ROBERTO PRUZZO – Intervista giugno 1981

«Ho sognato per una vita questo titolo e adesso che l’ho vinto non sento niente. A cosa è servito? Neppure a vincere uno scudetto che avremmo strameritato. Lo so che i tifosi non mi amano, che a molti sono antipatico: colpa mia, del mio carattere, vorrei cambiare ma non ci riesco. Falcao è un fuoriclasse, ma a me sarebbe servito un Rivera, con lui mi sarei stancato di fare gol…»

Mister mugugno

ROMA – Avvolto dalla pellicola protettiva di diciotto gol, dal nome riconosciuto, dal danaro sicuro, dal prestigio collaudato, Roberto Pruzzo non dovrebbe aver più sogni, desideri impossibili, fantasmi da esorcizzare, al capolinea di questa stagione calcistica. E Roma, se non proprio l’Italia del pallone, dovrebbe rendergli gli onori che si devono d’abitudine al capocannoniere, al tiratore principe, all’uomo che calamita da sempre le immagini più affascinanti negli stadi a qualsiasi latitudine. Invece non è così. Invece non può smettere di brontolare e di torturarsi. E’ finito tutto troppo in fretta, gli restano i rimpianti nello sguardo, i silenzi intorno, i languori e le speranze per le vacanze che ritornano. Riandrà a riposarsi davanti al mare di Recco, riviera di Levante. Ripenserà all’annata delle occasioni irripetibili, allo scudetto che poteva essere e non è stato, ai gol mancati d’un niente, Sempre questi gol: un amore-odio, croce e delizia, maledizione e incantamento.
Magia e supplizio. Pruzzo, perché? Perché nemmeno diciotto reti sbastano a buttar via i rimorsi, a dissipare le critiche, a sconfiggere i «se» e i «ma», a capovolgere il suo destino di bomber antipatico?
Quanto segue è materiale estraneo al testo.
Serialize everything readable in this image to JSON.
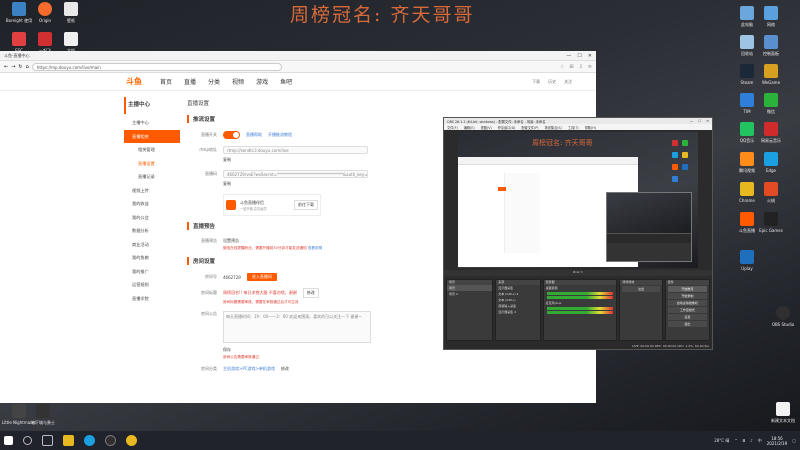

DELUSIONE – In una mattinata di sole estivo cominciamo il viaggio nella delusione idi quello che dovrebbe essere il più felice dei centro-avanti. Con le spalle appoggiate al muro dello spogliatoio sembra preoccupato della difesa, gli occhi controllano come radar l’habitat di tanti allenamenti. Pruzzo perché? «Forse perché pretenda sempre di dire la verità e magari finisco per complicare la vita a me stesso, a quanti mi ascoltano. Forse perché… Sì, io e Turone siamo i più, brontoloni della Roma, O perlomeno ci hanno appiccicato questa etichetta. O forse perché…».
– Perché dicono che lei è un pauroso; sì, insomma, in campo non è proprio un cuor di leone. E basta che senta un dolorino, una fitta, per spaventarsi. Avesse un’altra tempra, un altro carattere sarebbe già titolare della Nazionale e la Roma avrebbe vinto lo scudetto. E dei romani sarebbe diventato l’idolo.
«Sono quello che sono, non posso cambiarmi. A volte vorrei essere meno chiuso e scontroso, ma non riesco. Non accetto però che si metta in dubbio la mia generosità agonistica, il mio attaccamento alla maglia, alla società. Sì, è vero, negli ultimi due mesi di campionato non ho reso come avrei potuto, proprio perché non mi sono mai trovato in perfette condizioni fisiche. Ci sono state occasioni in cui ho voluto giocare per forza, poi mi sono reso conto di aver fatto un danno alla squadra. Un uomo da area di rigore come me, per lottare, per realizzare al meglio la propria prestazione, deve essere concentrato, lai muscoli al posto, in piena forma. I compromessi non servono, fingere non serve. E io non so fingere, non sono un egoista. Ci ho provato ma non ci riesco. Altri centravanti, più egoisti e furbi di me, riescono a mascherare meglio i guai muscolari che fatalmente capitano nel corso d’un campionato».
– E’ vero che a volte si allena di malavoglia; e che magari fuma qualche sigaretta di troppo; e che magari non sempre riesce a rispettare orari da atleta…
«Bisognerebbe chiederlo al signor Liedholm: io m’impegno, sono un professionista rispettoso al massimo del suo lavoro. Ma non esiste solo il calcio nella mia esistenza. Non riesco a vivere isolato, come dentro un acquario. E mi piace sciare in montagna, mi piace il mare di scoglio. Così, quando a febbraio si decise d’andare a Roccaraso per una settimana d’ossigenazione, fecero scandalo certe mie foto da sciatore sulle nevi. I tifosi dissero che non avevano bisogno di uno Stenmark, il presidente Viola ordinò il silenzio stampa e che non ci esibissimo più in nessuna discesa lungo gli impianti. Io certe esagerazioni non le capisco, ma disciplinatamente mi sono sempre adeguato. Io mi alleno come può il mio fisico tozzo e potente. Io posso scattare soltanto a passi brevi e fare gol chiudendo il triangolo, o di testa, o in un determinato modo dentro l’area. Non vedo in attività chi ci sia meglio dì me».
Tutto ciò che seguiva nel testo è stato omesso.